Chuck Berry, The Clash and Johnny Cash



A round-up of recent rock DVDs:

Chuck Berry is the King of rock & roll. Fighting words down here in Elvislandia, to be sure. But don't dig me, listen to the Killer himself: "He's the King of rock & roll. My Mama even said that ..." says Jerry Lee Lewis early in Taylor Hackford's 1987 film, Hail! Hail! Rock and Roll (Image Entertainment). Expanded to four discs, Hail! Hail! serves as a retrospective of Chuck Berry's life and music, as curated by the O.G. singer-songwriter's number one fan, Keith Richards. Aside from the performances at St. Louis' Fox Theatre, the documentary's highlights are reminiscences with Berry's fellow hard-bitten rock pioneers Little Richard and Bo Diddley, a travelogue back to the divey Cosmopolitan Club where Berry got his start as part of the late Johnnie Johnson's band, and fleeting glimpses of the guitar legend's family. By the time one gets to the extras, an indelible portrait of a complex genius emerges. This understanding is troubled by Disc Two's interviews with the filmmakers, as their statements repeatedly foreground their whiteness in relation to the blackness of Berry and his environment -- plus they're betrayed by ideals of the inscrutable Negro. Hail! Hail! makes plain the degree to which rock & roll remains a key battleground in America's culture wars.

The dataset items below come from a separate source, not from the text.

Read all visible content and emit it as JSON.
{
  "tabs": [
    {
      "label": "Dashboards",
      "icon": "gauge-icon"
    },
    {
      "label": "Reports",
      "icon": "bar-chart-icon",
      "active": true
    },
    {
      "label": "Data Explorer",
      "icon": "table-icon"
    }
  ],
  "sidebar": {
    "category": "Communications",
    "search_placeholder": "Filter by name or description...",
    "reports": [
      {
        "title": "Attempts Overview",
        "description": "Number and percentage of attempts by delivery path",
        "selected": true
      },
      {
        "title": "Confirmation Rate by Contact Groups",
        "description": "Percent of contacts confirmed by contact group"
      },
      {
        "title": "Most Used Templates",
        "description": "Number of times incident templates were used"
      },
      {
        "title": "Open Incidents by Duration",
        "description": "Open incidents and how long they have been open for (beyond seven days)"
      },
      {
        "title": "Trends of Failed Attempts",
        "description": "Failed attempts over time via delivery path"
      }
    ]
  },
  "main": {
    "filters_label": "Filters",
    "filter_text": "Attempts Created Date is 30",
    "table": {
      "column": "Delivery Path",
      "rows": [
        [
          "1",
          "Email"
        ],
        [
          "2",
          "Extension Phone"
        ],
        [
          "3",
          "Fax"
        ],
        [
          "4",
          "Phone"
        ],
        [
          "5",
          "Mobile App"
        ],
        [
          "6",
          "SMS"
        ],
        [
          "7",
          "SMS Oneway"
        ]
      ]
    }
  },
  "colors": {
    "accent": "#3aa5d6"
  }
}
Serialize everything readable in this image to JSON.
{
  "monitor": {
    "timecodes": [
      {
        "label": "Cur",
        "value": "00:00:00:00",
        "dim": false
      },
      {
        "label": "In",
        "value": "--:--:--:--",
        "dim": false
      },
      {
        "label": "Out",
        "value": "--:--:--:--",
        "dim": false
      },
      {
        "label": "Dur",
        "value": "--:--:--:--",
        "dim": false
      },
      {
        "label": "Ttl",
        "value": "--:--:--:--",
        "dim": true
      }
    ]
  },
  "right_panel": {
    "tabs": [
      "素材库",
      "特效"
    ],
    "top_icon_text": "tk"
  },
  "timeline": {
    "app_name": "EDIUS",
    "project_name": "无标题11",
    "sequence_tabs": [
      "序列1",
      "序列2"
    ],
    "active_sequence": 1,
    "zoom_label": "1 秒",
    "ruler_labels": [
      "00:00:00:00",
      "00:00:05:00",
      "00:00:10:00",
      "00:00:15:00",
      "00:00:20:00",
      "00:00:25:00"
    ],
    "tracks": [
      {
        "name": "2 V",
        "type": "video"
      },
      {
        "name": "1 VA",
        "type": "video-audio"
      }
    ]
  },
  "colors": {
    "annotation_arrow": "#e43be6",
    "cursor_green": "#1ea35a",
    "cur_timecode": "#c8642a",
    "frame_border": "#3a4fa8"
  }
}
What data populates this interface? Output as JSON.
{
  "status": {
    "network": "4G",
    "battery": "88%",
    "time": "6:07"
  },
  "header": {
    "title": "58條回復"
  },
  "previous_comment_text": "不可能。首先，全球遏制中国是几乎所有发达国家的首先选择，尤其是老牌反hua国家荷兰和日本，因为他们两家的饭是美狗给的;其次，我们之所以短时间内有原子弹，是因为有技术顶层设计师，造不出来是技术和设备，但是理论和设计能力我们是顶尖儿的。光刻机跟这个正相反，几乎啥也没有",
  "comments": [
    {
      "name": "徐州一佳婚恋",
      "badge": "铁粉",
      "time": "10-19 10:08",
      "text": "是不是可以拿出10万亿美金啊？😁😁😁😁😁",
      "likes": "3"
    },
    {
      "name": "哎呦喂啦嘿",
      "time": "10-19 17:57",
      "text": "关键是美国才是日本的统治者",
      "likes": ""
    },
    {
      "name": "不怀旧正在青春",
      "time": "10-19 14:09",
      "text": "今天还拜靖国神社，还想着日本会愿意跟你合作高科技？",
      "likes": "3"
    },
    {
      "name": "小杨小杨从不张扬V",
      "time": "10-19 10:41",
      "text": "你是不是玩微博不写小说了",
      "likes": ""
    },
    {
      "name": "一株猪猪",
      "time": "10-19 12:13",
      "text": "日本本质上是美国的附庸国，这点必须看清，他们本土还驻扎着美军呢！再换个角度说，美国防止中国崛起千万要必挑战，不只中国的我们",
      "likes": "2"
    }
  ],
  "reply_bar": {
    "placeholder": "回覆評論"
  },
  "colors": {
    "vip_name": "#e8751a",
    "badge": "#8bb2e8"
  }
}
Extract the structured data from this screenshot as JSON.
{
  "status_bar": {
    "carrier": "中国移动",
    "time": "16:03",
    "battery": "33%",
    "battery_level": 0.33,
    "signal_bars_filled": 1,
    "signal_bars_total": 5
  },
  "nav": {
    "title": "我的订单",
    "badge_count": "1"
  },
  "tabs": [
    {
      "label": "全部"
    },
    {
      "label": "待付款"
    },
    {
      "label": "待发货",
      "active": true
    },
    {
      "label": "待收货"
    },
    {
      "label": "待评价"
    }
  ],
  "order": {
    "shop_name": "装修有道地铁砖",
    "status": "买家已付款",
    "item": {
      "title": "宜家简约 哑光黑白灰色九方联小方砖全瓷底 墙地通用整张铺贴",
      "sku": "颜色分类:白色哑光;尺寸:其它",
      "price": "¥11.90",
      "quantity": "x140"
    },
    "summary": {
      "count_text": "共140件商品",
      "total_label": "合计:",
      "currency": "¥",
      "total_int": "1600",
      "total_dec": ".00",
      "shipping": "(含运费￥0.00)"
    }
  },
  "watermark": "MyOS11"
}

Afro-punk is another vital rock history doc -- this time, directed by young black NYC filmmaker James Spooner -- which interrogates, via punk subculture, what has befallen black legacies in the genre since the heyday of Berry, Little Richard et al. Taking Patti Smith's controversial "Rock 'N' Roll Nigger" as departure point, the film debunks the power of white hipsters to choose "beat" lifestyles versus the notion that black interest in rock communities is motivated by the desire to locate belonging on the American scene. Lacking the epic scope that a Hollywood director and Rolling Stone Richards can afford, Spooner adheres faithfully to punk's DIY ethic, examining the quotidian lives of young black Americans across the Great Divide as complicated by their involvement in various punk scenes. Noted NYC musicians Tamar-Kali and Cipher's frontman Moe Mitchell are shown to have made peace with their "flyboy in the buttermilk" status on the hardcore scene by embracing the full breadth of their African heritage. Overall, the film is a priceless study of radical forms of black subjectivity that rarely get any spotlight.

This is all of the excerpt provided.